Die Inszenierung zeigt fernab einer naturalistischen Spielweise ein gestörtes Familienleben, das sich heute z. B. in immer höheren Trennungs- und Scheidungsraten offenbart. Warum scheint ein Zusammenleben über größere Zeiträume in der modernen Gesellschaft fast unmöglich? Mangelnde Konflikt- und Kompromissfähigkeit des Einzelnen? Gibt es heute zu viele Möglichkeiten sein Leben zu gestalten? Siegt der Egoismus? Lethargie und Euphorie wechseln sich ab. In der Kommunikation krankt man häufig an der Oberfläche und verharrt im Aneinander-Vorbei.

Wenn die Protagonisten der Inszenierung schließlich alleine zurückbleiben, muss sich jeder die Frage stellen: Ende oder Neuanfang?

Einsame Menschen, entstanden Ende des 19. Jahrhunderts, gehört zu den unbekannteren Hauptmann-Dramen und erlebt in den letzten Jahren eine kleine Renaissance. Es ist das zweite Happy-Public-Domain-Stück der Cammerspiele.
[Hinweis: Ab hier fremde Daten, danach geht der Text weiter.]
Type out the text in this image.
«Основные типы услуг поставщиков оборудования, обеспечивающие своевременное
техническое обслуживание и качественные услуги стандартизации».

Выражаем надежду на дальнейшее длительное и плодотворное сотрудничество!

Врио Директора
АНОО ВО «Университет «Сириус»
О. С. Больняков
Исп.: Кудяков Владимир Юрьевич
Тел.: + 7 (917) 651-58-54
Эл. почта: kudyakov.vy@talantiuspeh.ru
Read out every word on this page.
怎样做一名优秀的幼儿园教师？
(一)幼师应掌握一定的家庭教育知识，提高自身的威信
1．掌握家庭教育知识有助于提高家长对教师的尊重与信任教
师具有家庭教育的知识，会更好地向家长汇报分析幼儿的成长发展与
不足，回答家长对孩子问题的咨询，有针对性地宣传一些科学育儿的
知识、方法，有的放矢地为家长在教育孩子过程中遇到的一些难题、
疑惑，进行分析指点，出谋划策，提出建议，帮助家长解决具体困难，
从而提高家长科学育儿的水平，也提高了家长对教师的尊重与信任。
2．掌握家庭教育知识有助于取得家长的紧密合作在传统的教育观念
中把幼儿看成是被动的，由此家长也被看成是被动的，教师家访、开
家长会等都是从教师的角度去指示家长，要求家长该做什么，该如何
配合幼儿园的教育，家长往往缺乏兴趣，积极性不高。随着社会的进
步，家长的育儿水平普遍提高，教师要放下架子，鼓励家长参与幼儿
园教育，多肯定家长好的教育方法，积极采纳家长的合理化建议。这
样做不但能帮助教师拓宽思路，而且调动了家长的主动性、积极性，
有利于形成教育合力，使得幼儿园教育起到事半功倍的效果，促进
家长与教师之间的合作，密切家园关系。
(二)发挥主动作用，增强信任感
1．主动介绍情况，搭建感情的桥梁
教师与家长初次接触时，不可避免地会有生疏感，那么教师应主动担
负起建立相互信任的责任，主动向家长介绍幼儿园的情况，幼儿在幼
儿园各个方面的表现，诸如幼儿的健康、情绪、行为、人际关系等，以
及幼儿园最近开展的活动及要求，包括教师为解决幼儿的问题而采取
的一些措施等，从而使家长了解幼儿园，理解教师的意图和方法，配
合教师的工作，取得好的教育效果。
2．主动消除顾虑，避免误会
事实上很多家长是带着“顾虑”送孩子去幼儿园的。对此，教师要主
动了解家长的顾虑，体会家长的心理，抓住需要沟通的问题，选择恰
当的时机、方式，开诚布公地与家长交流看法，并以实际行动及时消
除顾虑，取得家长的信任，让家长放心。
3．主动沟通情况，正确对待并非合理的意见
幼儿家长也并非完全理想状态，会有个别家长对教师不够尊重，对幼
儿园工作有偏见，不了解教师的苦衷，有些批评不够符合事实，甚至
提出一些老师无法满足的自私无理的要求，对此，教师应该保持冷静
Gerhart Hauptmanns Texte sind seit 2017 gemeinfrei.

Diese Produktion wird u.a. unterstützt von Galeria Kaufhof Leipzig und Globus Baumarkt Leipzig-Wachau.


Besetzung: Jennifer Demmel, Victoria Schaetzle, Thomas Deubel, Falko Köpp, Dietmar Voigt | Regie: Danilo Riedl | Dramaturgie: Christoph Awe | Regieassistenz: Lisa Schulze | Kostümberatung: Josef Weitenbörner | Fotos: Mathias Schäfer


Friederike Ostwald | Leipziger Volkszeitung | 09.06.2017: „Das dramaturgische Gespür des Regisseurs trifft hier auf ein Ensemble, das bereit ist, sein Innerstes zur Schau zu stellen. Die stärksten Momente sind demnach auch die, in denen das Spiel im Vordergrund steht und die Darsteller ihr fantastisches Talent zeigen können.“


Danilo Riedl, *1982, ist Geprüfter Kulturmanager (DAM), lebt und arbeitet als freier Regisseur und Schauspieler in Leipzig. Er war bereits in über 20 Produktionen als Regisseur und Schauspieler an den Cammerspielen tätig, daneben auch in zahlreichen anderen Projekten der Freien Szene Leipzigs. Von 2008-2010 arbeitete er am Centraltheater Leipzig als Regieassistent (u.a. bei Martin Laberenz, Sascha Hawemann und Martina Eitner-Acheampong). 2010 gewann er als Schauspieler den Sächsischen Amateurtheaterpreis für die Cammerspiele-Produktion „Darjeeling Express“ (Regie: Christian Hanisch). Im Juni 2016 feierte seine letzte Inszenierung BLONDI ODER DIE SEXUELLEN NEUROSEN DER EVA BRAUN in den Cammerspielen Premiere.